I took the opportunity to ask Frazer Lee a few questions and his responses were just as detailed, helpful and witty as they were during The Writers Series event:
As a successful and multi-award-winning horror writer, what would be your best piece of advice to others who wish to pursue a career in horror writing/writing in general?
Thanks for your kind words! My general advice to emerging writers is to read a lot, and write a lot. Soak up the inspiration in your brain, which is rather like a creative sponge, and then squeeze it out into your next work. Only by reading what does (and does not) work for us can we begin to develop our own styles, and our own voices as writers. If horror writing is your thing, then write what really scares or disturbs you. Don’t hold back. If you do it honestly enough, then it will scare or disturb the reader too.
Which of the films/trailers we viewed last night was your favourite? And why?
Ah, all my films and stories are my dark, twisted little offspring. I try not to have favourites, or the others will get jealous. I have fond memories of making all of them, but those memories are infuriatingly countered by seeing the flaws in each of them, too. If you look over your shoulder too much, you’ll get a sore neck. So without really answering the question (sorry!) I’ll say that my *next* project is always my favourite! I’m working on developing a movie version of my new horror novel Greyfriars Reformatory. Fingers crossed!
Do you ever find yourself with writer’s block? If so, how do you combat this?

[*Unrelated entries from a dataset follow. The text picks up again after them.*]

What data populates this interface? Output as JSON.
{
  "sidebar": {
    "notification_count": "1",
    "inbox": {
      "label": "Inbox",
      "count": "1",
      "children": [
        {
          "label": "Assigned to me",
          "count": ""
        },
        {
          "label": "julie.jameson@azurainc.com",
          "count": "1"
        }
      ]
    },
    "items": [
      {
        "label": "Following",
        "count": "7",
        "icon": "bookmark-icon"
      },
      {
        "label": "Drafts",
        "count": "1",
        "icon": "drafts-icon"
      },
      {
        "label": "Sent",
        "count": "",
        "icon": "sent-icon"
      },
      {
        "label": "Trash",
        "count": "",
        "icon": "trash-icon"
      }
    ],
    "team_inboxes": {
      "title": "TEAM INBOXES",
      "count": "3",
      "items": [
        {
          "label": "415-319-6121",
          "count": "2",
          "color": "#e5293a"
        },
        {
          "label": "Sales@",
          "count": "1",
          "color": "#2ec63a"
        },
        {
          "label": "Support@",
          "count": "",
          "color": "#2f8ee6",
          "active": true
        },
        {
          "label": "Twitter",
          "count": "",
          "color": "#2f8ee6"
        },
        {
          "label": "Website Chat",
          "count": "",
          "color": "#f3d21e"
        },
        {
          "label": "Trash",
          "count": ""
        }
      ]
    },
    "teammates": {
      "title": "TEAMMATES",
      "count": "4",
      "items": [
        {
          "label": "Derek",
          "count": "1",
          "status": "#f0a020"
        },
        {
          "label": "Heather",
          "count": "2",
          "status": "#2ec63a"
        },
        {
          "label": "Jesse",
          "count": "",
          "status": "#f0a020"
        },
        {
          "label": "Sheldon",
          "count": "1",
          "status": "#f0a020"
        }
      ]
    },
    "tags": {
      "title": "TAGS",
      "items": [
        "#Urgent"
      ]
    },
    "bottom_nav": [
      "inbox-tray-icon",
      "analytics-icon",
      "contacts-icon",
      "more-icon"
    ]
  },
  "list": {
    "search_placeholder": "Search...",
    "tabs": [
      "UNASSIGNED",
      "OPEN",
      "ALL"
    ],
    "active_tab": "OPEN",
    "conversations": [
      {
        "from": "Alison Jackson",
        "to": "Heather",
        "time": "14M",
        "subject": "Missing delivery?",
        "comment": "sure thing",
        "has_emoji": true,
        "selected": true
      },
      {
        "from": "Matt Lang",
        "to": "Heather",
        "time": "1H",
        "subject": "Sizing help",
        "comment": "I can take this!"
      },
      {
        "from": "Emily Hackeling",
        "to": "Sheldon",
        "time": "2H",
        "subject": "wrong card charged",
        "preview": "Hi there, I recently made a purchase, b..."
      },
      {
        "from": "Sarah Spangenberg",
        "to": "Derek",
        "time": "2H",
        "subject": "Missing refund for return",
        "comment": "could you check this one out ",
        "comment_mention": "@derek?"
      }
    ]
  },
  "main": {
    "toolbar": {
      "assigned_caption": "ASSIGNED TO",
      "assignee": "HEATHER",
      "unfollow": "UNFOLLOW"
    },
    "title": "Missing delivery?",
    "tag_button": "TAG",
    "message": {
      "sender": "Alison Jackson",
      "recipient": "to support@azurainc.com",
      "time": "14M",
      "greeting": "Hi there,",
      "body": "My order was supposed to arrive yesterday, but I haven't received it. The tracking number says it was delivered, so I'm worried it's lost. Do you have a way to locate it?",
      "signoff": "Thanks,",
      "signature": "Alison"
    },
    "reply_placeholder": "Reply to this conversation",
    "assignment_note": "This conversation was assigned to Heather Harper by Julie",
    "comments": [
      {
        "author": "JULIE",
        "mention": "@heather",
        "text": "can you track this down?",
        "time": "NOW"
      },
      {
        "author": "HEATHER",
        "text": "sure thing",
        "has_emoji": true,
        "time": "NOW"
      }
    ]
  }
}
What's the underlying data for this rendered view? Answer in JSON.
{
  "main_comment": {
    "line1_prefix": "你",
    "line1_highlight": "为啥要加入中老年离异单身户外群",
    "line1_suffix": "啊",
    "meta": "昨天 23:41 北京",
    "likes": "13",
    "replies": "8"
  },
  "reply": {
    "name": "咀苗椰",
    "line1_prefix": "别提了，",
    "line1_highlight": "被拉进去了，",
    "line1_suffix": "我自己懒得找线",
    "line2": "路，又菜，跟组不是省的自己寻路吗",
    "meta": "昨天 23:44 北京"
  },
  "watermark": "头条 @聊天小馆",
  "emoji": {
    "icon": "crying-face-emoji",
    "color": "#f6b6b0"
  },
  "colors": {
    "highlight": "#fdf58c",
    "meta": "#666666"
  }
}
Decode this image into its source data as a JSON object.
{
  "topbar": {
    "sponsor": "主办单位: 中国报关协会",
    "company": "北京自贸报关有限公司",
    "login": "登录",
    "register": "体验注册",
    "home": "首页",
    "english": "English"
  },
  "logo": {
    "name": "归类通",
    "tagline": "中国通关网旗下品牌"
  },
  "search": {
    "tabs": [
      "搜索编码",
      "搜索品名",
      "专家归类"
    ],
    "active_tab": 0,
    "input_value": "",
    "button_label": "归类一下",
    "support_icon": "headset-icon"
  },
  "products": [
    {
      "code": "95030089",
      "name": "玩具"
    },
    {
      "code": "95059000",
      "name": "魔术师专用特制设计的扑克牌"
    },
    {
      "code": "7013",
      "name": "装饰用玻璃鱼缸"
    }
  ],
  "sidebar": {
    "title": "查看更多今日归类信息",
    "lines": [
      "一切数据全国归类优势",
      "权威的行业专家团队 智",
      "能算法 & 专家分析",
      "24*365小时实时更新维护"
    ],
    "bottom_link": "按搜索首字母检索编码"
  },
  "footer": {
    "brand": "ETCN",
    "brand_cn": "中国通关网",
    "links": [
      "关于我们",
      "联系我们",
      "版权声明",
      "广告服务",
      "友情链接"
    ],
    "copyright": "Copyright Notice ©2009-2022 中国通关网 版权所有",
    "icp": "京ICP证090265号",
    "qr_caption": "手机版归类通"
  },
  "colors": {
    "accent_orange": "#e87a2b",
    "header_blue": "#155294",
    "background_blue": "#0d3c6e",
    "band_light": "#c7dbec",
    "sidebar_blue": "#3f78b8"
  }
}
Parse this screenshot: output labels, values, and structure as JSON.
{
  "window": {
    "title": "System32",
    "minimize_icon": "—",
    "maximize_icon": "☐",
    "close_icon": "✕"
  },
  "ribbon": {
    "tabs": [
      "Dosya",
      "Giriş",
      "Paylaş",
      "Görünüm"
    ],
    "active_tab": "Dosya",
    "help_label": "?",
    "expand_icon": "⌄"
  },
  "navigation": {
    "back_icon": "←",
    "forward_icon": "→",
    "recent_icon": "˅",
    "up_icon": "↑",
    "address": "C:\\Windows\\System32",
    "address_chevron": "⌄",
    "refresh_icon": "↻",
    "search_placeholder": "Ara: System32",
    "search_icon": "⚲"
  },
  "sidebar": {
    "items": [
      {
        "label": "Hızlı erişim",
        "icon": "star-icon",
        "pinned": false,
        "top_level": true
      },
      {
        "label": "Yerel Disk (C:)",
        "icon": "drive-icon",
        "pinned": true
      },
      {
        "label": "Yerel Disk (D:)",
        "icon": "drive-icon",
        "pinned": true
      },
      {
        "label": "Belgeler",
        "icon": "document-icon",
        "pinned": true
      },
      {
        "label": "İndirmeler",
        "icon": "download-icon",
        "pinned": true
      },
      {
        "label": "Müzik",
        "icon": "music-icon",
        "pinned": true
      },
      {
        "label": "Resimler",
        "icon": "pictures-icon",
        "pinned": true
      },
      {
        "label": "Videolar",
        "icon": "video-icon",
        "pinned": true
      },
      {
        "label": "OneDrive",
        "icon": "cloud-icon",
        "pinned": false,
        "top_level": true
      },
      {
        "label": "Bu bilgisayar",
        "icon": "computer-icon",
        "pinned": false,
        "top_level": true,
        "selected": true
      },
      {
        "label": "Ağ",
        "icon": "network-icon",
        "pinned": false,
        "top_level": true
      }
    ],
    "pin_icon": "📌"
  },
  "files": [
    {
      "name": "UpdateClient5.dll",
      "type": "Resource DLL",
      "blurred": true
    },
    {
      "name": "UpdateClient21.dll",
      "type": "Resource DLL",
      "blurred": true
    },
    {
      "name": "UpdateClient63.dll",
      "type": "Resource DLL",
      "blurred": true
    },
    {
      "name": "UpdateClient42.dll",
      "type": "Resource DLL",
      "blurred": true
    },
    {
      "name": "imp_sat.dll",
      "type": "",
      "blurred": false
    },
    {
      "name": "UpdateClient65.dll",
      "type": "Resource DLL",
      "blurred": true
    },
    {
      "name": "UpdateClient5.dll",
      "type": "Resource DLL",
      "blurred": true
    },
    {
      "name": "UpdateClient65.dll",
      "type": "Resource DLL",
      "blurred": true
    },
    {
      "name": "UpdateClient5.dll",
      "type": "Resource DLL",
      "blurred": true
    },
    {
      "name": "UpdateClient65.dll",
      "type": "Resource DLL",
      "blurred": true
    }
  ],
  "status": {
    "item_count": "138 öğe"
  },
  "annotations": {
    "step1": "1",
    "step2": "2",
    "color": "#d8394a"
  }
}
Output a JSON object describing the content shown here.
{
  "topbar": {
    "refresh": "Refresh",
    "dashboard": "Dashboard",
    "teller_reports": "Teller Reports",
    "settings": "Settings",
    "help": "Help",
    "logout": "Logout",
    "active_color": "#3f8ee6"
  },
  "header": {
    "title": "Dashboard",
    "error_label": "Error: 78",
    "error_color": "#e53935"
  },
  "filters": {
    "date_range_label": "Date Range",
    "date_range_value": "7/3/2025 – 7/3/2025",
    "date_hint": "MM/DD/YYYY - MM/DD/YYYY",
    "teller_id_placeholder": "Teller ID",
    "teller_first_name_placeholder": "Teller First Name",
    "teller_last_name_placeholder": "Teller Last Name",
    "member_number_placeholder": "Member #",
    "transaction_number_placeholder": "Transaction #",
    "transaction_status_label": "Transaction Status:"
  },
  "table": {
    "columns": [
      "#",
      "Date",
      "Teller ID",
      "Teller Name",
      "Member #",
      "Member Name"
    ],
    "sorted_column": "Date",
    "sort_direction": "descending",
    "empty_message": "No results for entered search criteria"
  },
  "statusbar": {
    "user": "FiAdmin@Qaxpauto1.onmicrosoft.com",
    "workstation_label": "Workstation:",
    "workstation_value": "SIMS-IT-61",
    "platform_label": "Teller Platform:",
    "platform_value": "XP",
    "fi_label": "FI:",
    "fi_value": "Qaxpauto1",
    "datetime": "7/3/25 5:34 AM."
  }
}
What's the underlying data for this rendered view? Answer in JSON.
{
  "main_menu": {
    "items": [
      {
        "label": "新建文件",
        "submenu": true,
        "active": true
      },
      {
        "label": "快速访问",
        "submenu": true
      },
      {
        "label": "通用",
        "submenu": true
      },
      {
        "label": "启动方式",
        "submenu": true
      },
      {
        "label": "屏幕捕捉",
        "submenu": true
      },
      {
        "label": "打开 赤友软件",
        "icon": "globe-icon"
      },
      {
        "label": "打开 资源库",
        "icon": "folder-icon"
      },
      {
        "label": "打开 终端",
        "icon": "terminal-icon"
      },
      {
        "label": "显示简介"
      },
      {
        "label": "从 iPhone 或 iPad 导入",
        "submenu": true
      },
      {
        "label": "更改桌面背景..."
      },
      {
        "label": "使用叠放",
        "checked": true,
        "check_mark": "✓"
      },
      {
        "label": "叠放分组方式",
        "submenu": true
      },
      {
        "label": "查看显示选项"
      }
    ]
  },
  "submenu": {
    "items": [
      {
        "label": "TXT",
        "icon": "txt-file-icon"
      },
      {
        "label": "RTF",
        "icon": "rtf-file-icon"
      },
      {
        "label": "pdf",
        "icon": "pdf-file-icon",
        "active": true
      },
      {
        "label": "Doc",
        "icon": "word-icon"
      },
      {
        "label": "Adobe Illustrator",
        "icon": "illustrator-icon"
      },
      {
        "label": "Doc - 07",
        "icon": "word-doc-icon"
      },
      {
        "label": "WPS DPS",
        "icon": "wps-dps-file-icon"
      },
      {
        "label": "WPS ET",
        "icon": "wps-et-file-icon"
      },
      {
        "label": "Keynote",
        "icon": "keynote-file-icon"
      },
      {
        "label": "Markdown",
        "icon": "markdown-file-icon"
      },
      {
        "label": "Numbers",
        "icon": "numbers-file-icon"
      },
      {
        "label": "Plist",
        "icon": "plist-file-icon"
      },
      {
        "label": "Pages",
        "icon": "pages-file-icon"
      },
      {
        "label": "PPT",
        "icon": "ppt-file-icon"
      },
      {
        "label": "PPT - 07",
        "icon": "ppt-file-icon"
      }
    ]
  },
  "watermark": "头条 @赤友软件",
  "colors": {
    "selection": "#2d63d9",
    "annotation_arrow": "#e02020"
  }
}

I rarely get creatively blocked, but sometimes I experience burnout from taking on too much at once. Nothing a walk in the deep, dark woods or a The Cure concert can’t remedy. My ‘problem’ (if it really is a problem?) is that I have too many ideas and not enough time. I’d better get back to the desk, just as soon as we’re done chatting!
Your ideas are so unique and interesting, how do you think of them?
Thank you! That’s very kind of you to say. I’m not really sure where they come from in the first place. They say ‘write what you know’ and I mostly write horror, so I can only imagine the ideas stem from a grim childhood in the industrial gloom of Staffordshire, and a lifelong fascination with things that go bump in the night. When I write my characters and their stories though, I can tell you that I do have one important question to ask of them: What are they most afraid of? In my recent folk horror novel ‘Hearthstone Cottage’, the main characters are all 20-something graduates, so I identified that what they are most afraid of is loss of independence – they have their whole lives ahead of them, plenty of time to figure things out. What if something ancient, and dark, messes with that? My film ‘On Edge’ (which we screened last night) taps into pretty much a universal fear – fear of the dentist! I think most people can relate to that, although I actually enjoy dentistry. I guess it’s the way I’m hardwired after all.